やっぱり俺らみたいな人見知りで音楽が出来る訳でも無い、やたら内向的なやつらが一杯ZINEを作ってる時期だったんですよ。そん中では、僕ら意外と格好良いことしてるじゃないかっていう(笑)2号くらいで思ってたんですけど(笑)でも、その「新響」っていうZINEが新しいのが出る度に凄くて、、、
その「新響」作ってる人達は僕らより4つ5つ上だったから多分、僕らより先に社会に出てて、仕事が忙しくて、バンドしながら生活するということがどういうものなのか、という衝撃的な内容が沢山あって、僕は学生だったので、漠然とした不安を覚え始めるんですよ。
で、TOONICE2号作った後に卒業したけど当然就職出来なくて。まあ就職活動は結構したんですけど、超有名どころを何個も受けて、NHKとか博報堂、電通、まあ受かる訳ないんですけど(笑)
TOONICE3号が大学卒業してからも出たんですけど俺が地獄のアシスタント仕事してた時期だからちょこっと書いただけです。でもライブとかは仕事忙しかったですけど、行ってましたよ。YSIG、BREAKfAST、SFP、BLUE BEARD,EXCLAIM、ゆらゆら帝国、二階堂和美さん、Place called space、さかな、ふちがみとふなと、もちろんイルさん、ECDさん、等等。TOXIC PUNK WASTEってワタゾウさんがやってた、あの企画に出てるバンドが凄い好きだったので、ワッツが一番多かったんじゃないかな。

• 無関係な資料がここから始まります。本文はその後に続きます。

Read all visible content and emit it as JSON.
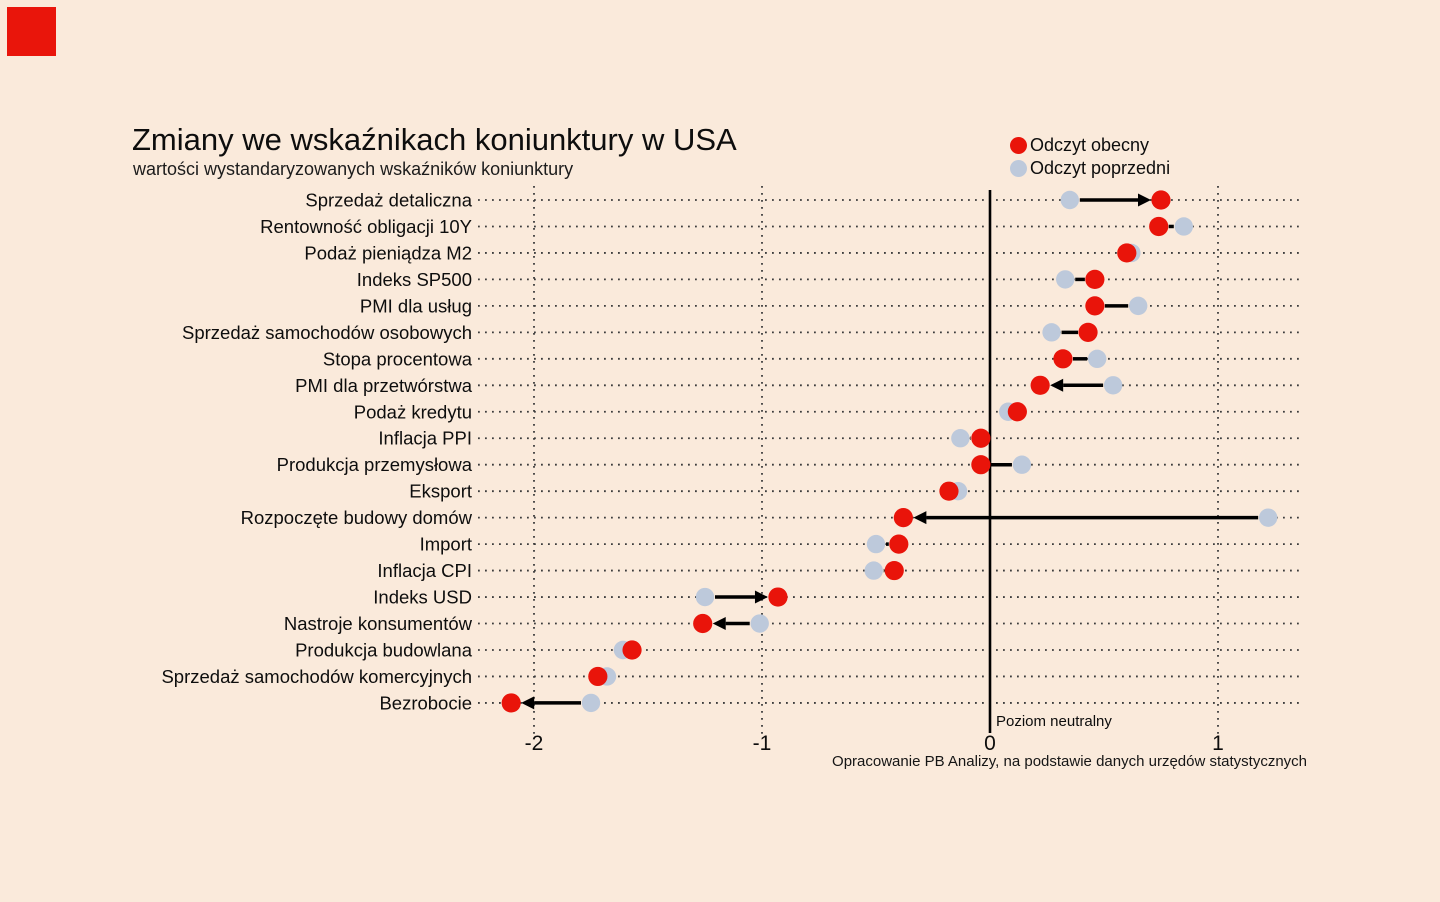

で、それくらいの時期にColdplayの「Yellow」って曲のMVを見て。それは砂浜を歩きながら歌って、夜が朝になるだけっていう内容で、それが一発撮りで、凄いなって思ったんですよ。あとで色々てを加えるより、めちゃくちゃ格好良いなって思って。だって夜から朝にかけてって一回しかないじゃないですか?それに全精力をかたむけるっていうビデオで。それから、こういう事出来ないかなって思ってて、流れ流れて2009年になって、the chef cooks meってバンドが、昔から一緒にビデオを作ろうって言っててくれてて。やらせてもらうんですけど、そこで一発撮りの手法を使い始めるんですよ。

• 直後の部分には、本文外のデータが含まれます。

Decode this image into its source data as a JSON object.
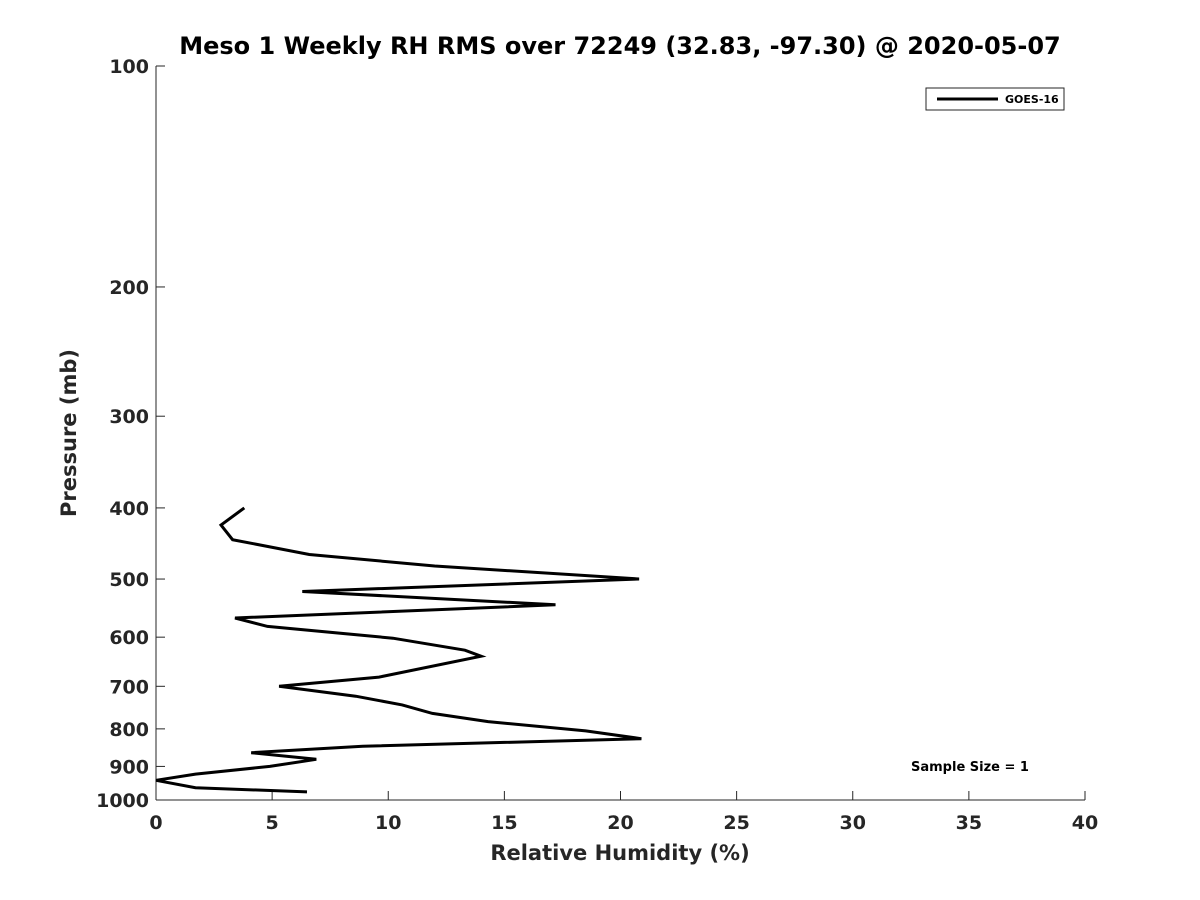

準備5時間、リハーサル3時間、撮影1時間みたいな、全員が全力で100m走してるような、MVをやっと作れたんですよね。それが自分なりには転機だったんですよ。これが出来上がってやっと周りの人も「あ、大関できるんだ」って思ってくれたみたいなんですよ。YSIGのモーリスから質感がスゲー良いって言われたのが本当に嬉しかった。それで、2008年の後半からユアソングのDVDを作ってたんですね。これは作り始めてから発売までは1年くらかかってますね。YSIGのDVDは本当に彼らの10年の集大成のドキュメンタリー作品だったので、作れて本当に良かったです。このあたりから悩みとかはそんなになくなって、アイデアをひねり出すのは未だにつらいですけど、それでCOMEBACK MY DAUGHTERSのDVDのライブの方のディレクターをやらせてもらうんですね。CBMDもずっと仲良くて、もの凄い格好良い尊敬するバンドだったんで、ずーと一緒に作品作りたかったので、本当に嬉しかったです。
COMEBACK MY DAUGHTERS「Bored Rigid」
で、YSIG、CBMDのDVDが出来上がって、そこからMV作りが加速するんですよ。その後作ったyour gold, my pinkっていう大阪のバンドも、やらせてもらって、
your gold, my pink「Are you sensitive?」
次にasphalt frustrationていうバンドのMVを年末に作って。